Simplfy a^logaX^3 and use it to find the maximum possible value of 8(27^log6X)+27(8^log6X)-X^3, given that x is a real number.
Simplfy a^logaX^3 and use it to find the maximum possible value of 8(27^log6X)+27(8^log6X)-X^3, given that x is a real number.
a^logaX^3 = x^3,
Let y = 8(27^log_6 X)+27(8^log_6 X)-X^3
y = 8(27^log_6 X)+27(8^log_6 X) - 6^(log_6 x^3)
= 216 when x = 6,
THUS, global maximum is when x = 6.
i plot it first and by observation, the logarithmic function gets a maximum @ about x = 6. So i guess, max when x = 6.
ok
Logarithms are popular this time of year ...

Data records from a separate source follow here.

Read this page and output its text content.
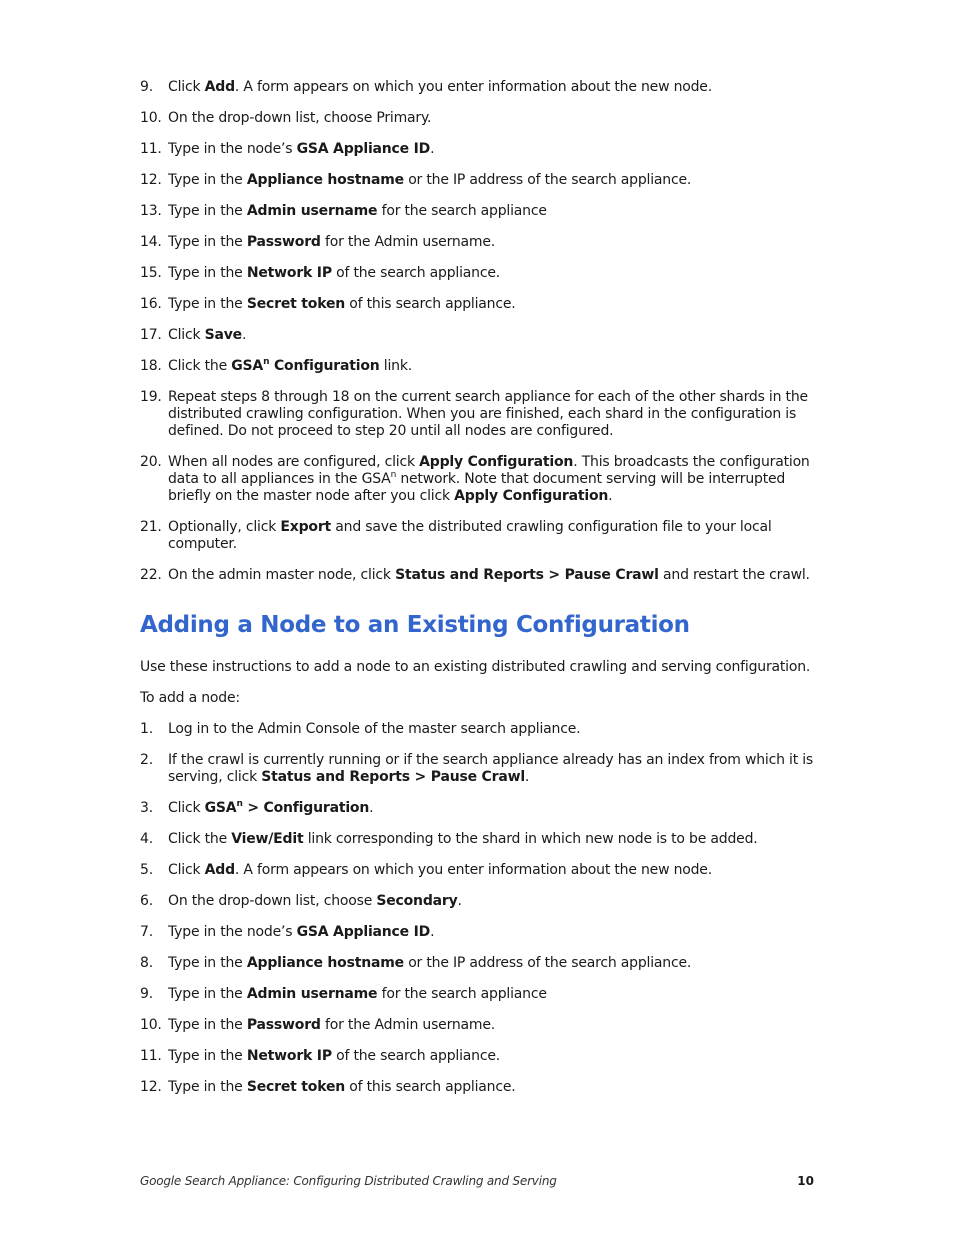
9.	Click Add. A form appears on which you enter information about the new node.
10. On the drop-down list, choose Primary.
11. Type in the node’s GSA Appliance ID.
12. Type in the Appliance hostname or the IP address of the search appliance.
13. Type in the Admin username for the search appliance
14. Type in the Password for the Admin username.
15. Type in the Network IP of the search appliance.
16. Type in the Secret token of this search appliance.
17. Click Save.
18. Click the GSA$^n$ Configuration link.
19. Repeat steps 8 through 18 on the current search appliance for each of the other shards in the distributed crawling configuration. When you are finished, each shard in the configuration is defined. Do not proceed to step 20 until all nodes are configured.
20. When all nodes are configured, click Apply Configuration. This broadcasts the configuration data to all appliances in the GSA$^n$ network. Note that document serving will be interrupted briefly on the master node after you click Apply Configuration.
21. Optionally, click Export and save the distributed crawling configuration file to your local computer.
22. On the admin master node, click Status and Reports > Pause Crawl and restart the crawl.
Adding a Node to an Existing Configuration

Use these instructions to add a node to an existing distributed crawling and serving configuration.

To add a node:

1.	Log in to the Admin Console of the master search appliance.
2.	If the crawl is currently running or if the search appliance already has an index from which it is serving, click Status and Reports > Pause Crawl.
3.	Click $GSA^n$ > Configuration.
4.	Click the View/Edit link corresponding to the shard in which new node is to be added.
5.	Click Add. A form appears on which you enter information about the new node.
6.	On the drop-down list, choose Secondary.
7.	Type in the node’s GSA Appliance ID.
8.	Type in the Appliance hostname or the IP address of the search appliance.
9.	Type in the Admin username for the search appliance
10. Type in the Password for the Admin username.
11. Type in the Network IP of the search appliance.
12. Type in the Secret token of this search appliance.
Google Search Appliance: Configuring Distributed Crawling and Serving	10
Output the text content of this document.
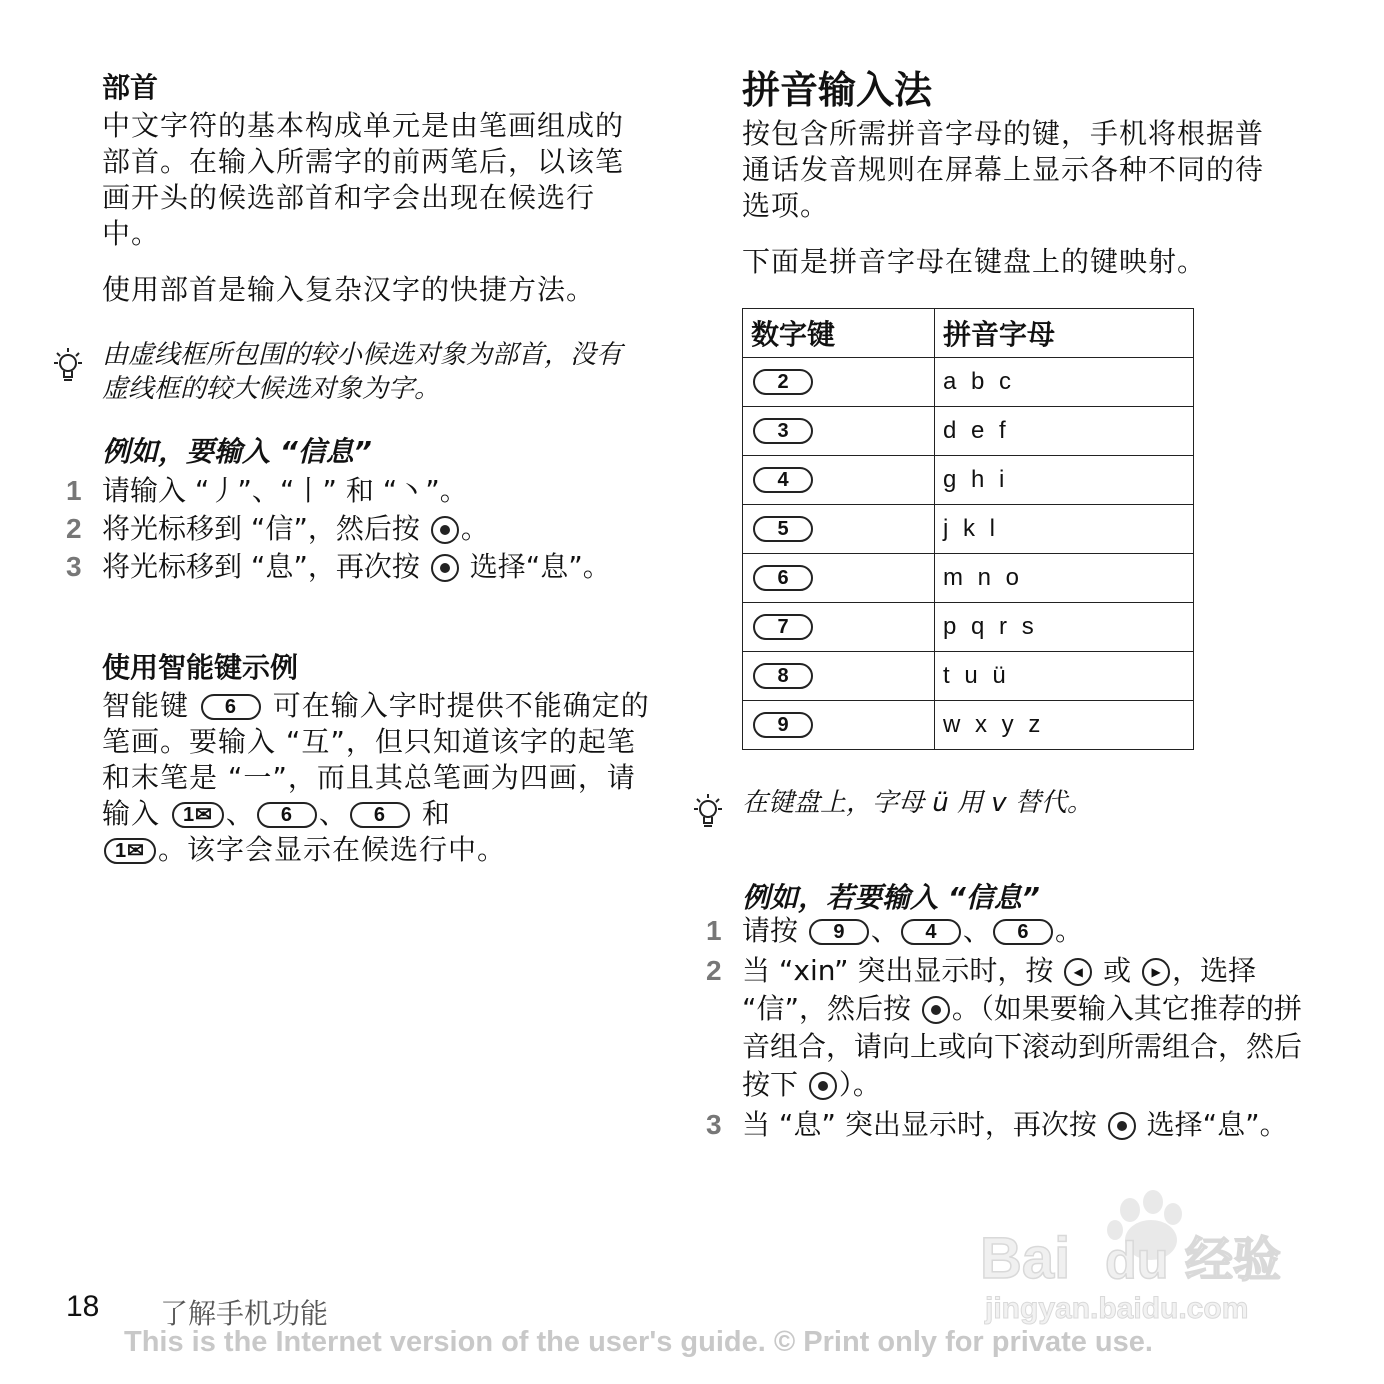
部首
中文字符的基本构成单元是由笔画组成的部首。在输入所需字的前两笔后，以该笔画开头的候选部首和字会出现在候选行中。
使用部首是输入复杂汉字的快捷方法。
由虚线框所包围的较小候选对象为部首，没有虚线框的较大候选对象为字。
例如，要输入 “信息”
1 请输入 “丿”、“丨” 和 “丶”。
2 将光标移到 “信”，然后按
。
3 将光标移到 “息”，再次按
选择“息”。
使用智能键示例
智能键 6 可在输入字时提供不能确定的笔画。要输入 “互”，但只知道该字的起笔和末笔是 “一”，而且其总笔画为四画，请输入 1✉ 、 6 、 6 和
1✉ 。该字会显示在候选行中。
拼音输入法
按包含所需拼音字母的键，手机将根据普通话发音规则在屏幕上显示各种不同的待选项。
下面是拼音字母在键盘上的键映射。
数字键	拼音字母
2	a b c
3	d e f
4	g h i
5	j k l
6	m n o
7	p q r s
8	t u ü
9	w x y z
在键盘上，字母 ü 用 v 替代。
例如，若要输入 “信息”
1 请按 9 、 4 、 6 。
2 当 “xin” 突出显示时，按 ◀ 或 ▶ ，选择 “信”，然后按
。（如果要输入其它推荐的拼音组合，请向上或向下滚动到所需组合，然后按下
）。
3 当 “息” 突出显示时，再次按
选择“息”。
Bai du 经验
jingyan.baidu.com
18 了解手机功能
This is the Internet version of the user's guide. © Print only for private use.
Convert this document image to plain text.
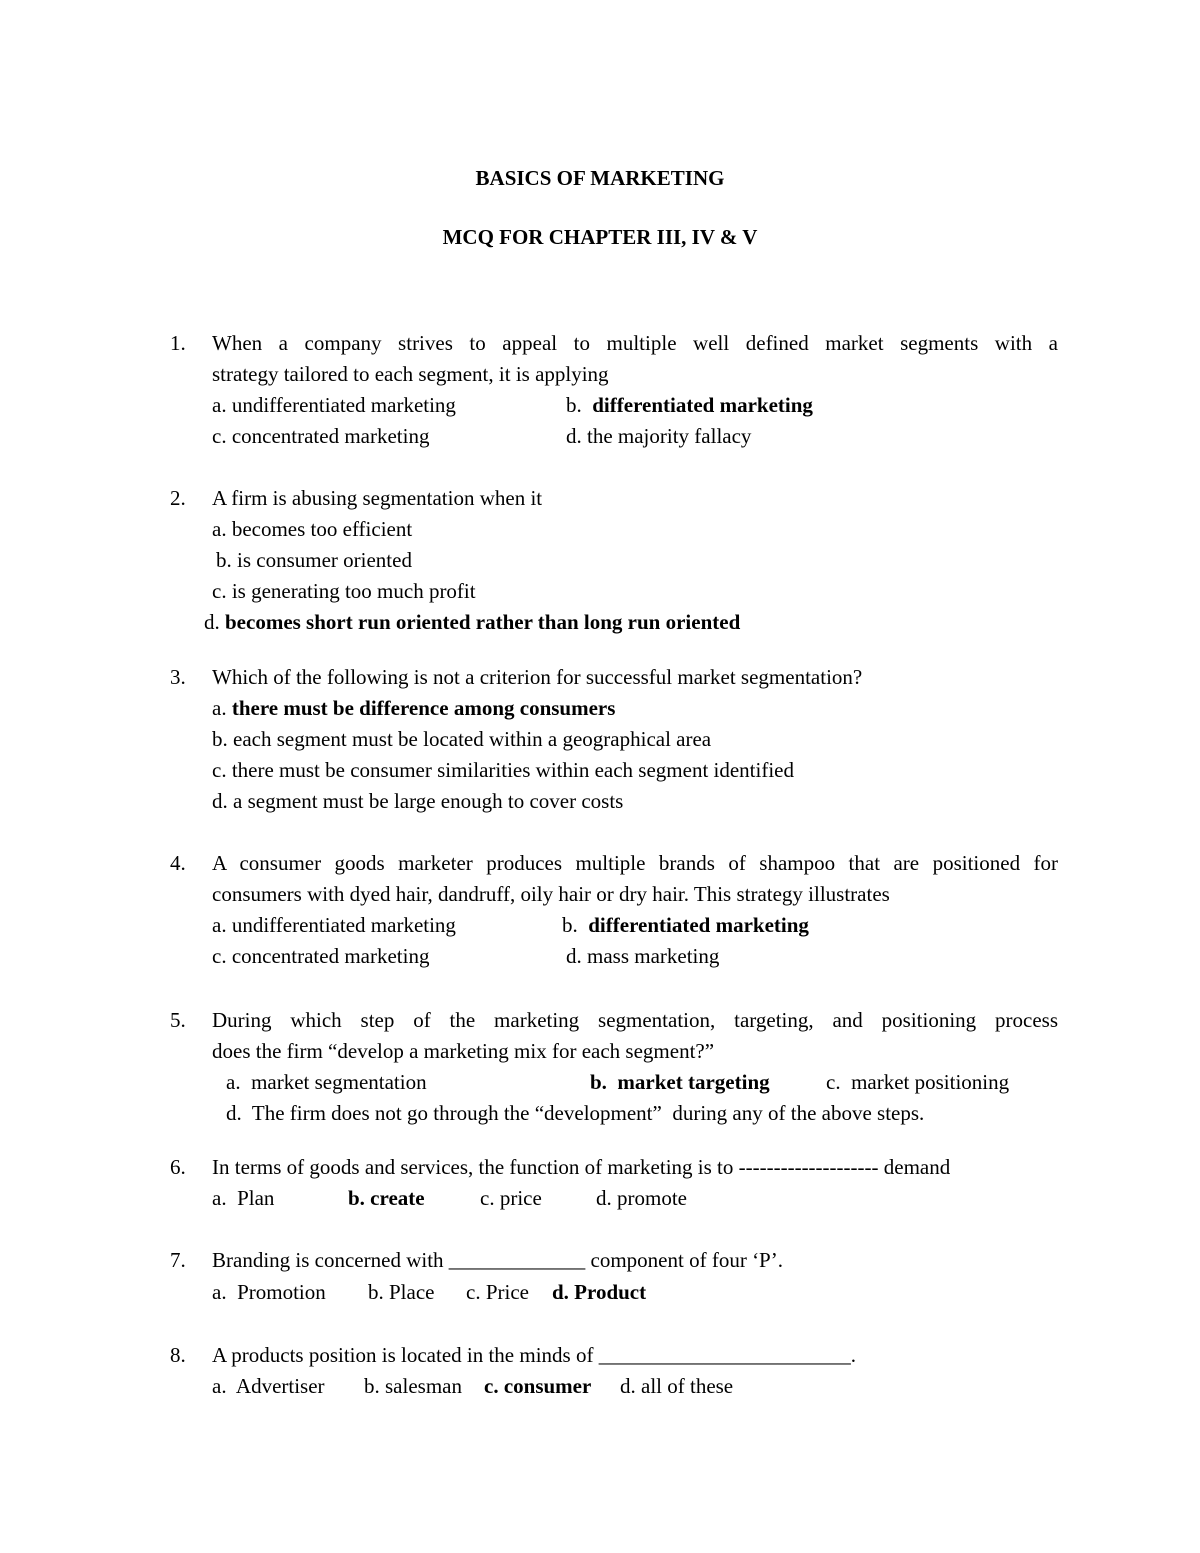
BASICS OF MARKETING
MCQ FOR CHAPTER III, IV & V
1. When a company strives to appeal to multiple well defined market segments with a
strategy tailored to each segment, it is applying
a. undifferentiated marketing	b. differentiated marketing
c. concentrated marketing	d. the majority fallacy
2. A firm is abusing segmentation when it
a. becomes too efficient
b. is consumer oriented
c. is generating too much profit
d. becomes short run oriented rather than long run oriented
3. Which of the following is not a criterion for successful market segmentation?
a. there must be difference among consumers
b. each segment must be located within a geographical area
c. there must be consumer similarities within each segment identified
d. a segment must be large enough to cover costs
4. A consumer goods marketer produces multiple brands of shampoo that are positioned for
consumers with dyed hair, dandruff, oily hair or dry hair. This strategy illustrates
a. undifferentiated marketing	b. differentiated marketing
c. concentrated marketing	d. mass marketing
5. During which step of the marketing segmentation, targeting, and positioning process
does the firm “develop a marketing mix for each segment?”
a.  market segmentation	b.  market targeting	c.  market positioning
d.  The firm does not go through the “development”  during any of the above steps.
6. In terms of goods and services, the function of marketing is to -------------------- demand
a.  Plan	b. create	c. price	d. promote
7. Branding is concerned with _____________ component of four ‘P’.
a.  Promotion b. Place c. Price d. Product
8. A products position is located in the minds of ________________________.
a.  Advertiser b. salesman c. consumer d. all of these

I presume the equation you are trying to solve is:
$\displaystyle a^{\log_a (X^3)} $.
Remember how logarithms are defined. For any given base (in this case it's $\displaystyle a$), the "logarithm" function and the "exponentiation" functions are inverses of each other.
So to "undo" a logarithm, you take the exponent. To "undo" an exponent, you take its logarithm.
So $\displaystyle a^{\log_a x} = \log_a (a^x)$.
Let's do it in more detail. Suppose $\displaystyle a = b^c$. Then by definition of logarithm, $\displaystyle \log_b a = c$.
Because $\displaystyle c = \log_b a$ you can slot it straight into the equation $\displaystyle a = b^c$ to get $\displaystyle a = b^{\log_b a}$.